Джордж Оруэлл, от проницательного взгляда которого не укрывались ни убожество, скрытое за великолепием социальных фасадов, ни изнанка жизни отдельных людей, несколько раз встречался с Джулианом в Париже, и тот ему не понравился. Оруэлл писал другу: «Да, первое впечатление от Джулиана Морроу — что перед тобой человек исключительной сердечности и доброты. Однако то, что ты называешь его „азиатской безмятежностью“, по-моему, всего лишь маска, скрывающая всепоглощающее равнодушие. Он умеет показывать людям их собственное отражение, создавая иллюзию глубокого понимания, в то время как глубины и понимания в нем не больше, чем в зеркале. Актон [очевидно, имеется в виду Гарольд Актон, общий знакомый Оруэлла и Джулиана] со мной не согласен. Но я считаю, Д. М. нельзя доверять».
Я много думал над этой характеристикой, а также над одним удивительно прозорливым замечанием Банни: «Знаешь, Джулиан такой человек… В общем, люди вроде него всегда первым делом вытаскивают из вазочки свои любимые конфеты, а все остальное — это пусть другие едят». На первый взгляд полная несуразица, но я не могу придумать для личности Джулиана лучшей метафоры. Мне вспоминаются также слова, сорвавшиеся у Лафорга, когда я в очередной раз превозносил Джулиана до небес. «Можете думать что угодно, — прервал он меня, — но Джулиан никогда не станет первоклассным ученым, и связано это с избирательностью его подхода».
Когда я бурно возмутился — дескать, что же плохого в том, что целью своей жизни человек избирает одно лишь служение Прекрасному? — Лафорг ответил: «Все это замечательно, однако Прекрасное, если оно не сочетается с чем-либо более значительным, есть не более чем яркая погремушка. Не в том беда, что ваш Джулиан сосредоточен лишь на некоторых, возвышенных аспектах действительности, а в том, что он предпочитает игнорировать все прочие, которые ничуть не менее важны».

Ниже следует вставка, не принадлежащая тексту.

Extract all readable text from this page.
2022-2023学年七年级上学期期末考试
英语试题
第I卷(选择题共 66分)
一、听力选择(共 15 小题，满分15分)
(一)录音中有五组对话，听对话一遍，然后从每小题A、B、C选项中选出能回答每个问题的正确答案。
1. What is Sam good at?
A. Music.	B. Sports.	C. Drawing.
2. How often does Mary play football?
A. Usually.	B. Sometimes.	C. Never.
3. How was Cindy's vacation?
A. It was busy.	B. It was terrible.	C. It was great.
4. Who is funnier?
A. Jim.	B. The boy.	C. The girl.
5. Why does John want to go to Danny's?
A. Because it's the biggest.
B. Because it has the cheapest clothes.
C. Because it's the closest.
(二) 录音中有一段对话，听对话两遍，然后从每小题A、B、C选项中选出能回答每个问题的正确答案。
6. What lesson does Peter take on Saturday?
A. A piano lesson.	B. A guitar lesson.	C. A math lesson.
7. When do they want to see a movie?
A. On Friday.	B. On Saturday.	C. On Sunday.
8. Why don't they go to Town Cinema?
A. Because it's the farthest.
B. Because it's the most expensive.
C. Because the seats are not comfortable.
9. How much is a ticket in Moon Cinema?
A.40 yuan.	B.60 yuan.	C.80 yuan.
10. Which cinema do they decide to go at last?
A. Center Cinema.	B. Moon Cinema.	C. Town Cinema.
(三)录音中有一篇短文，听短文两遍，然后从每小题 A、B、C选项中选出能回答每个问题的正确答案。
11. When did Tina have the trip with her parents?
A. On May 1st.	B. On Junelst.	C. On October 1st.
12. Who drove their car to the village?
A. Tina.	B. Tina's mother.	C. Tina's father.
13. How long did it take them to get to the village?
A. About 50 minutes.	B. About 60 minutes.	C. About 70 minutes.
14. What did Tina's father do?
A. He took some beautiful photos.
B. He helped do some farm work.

Перечитав написанное, я не удержался от печального смешка. Прежде я не раз, по сути дела, фальсифицировал образ Джулиана, выставляя его этаким мудрецом, просвещенным отшельником, едва ли не святым, — и все из желания доказать (в том числе самому себе), что за нашим благоговением перед учителем стояло нечто большее, нежели, скажем, моя пагубная привычка убеждать себя в том, что интересные, необычные люди — непременно люди добрые и хорошие. Помню, я писал, что Джулиан сиял совершенством. Теперь, пытаясь быть честным, я готов признать, что он был далек от совершенства, что в нем были тщеславие, надменность, и глупость, и даже сознательная жестокость. И все же мы любили его — таким, каким он был.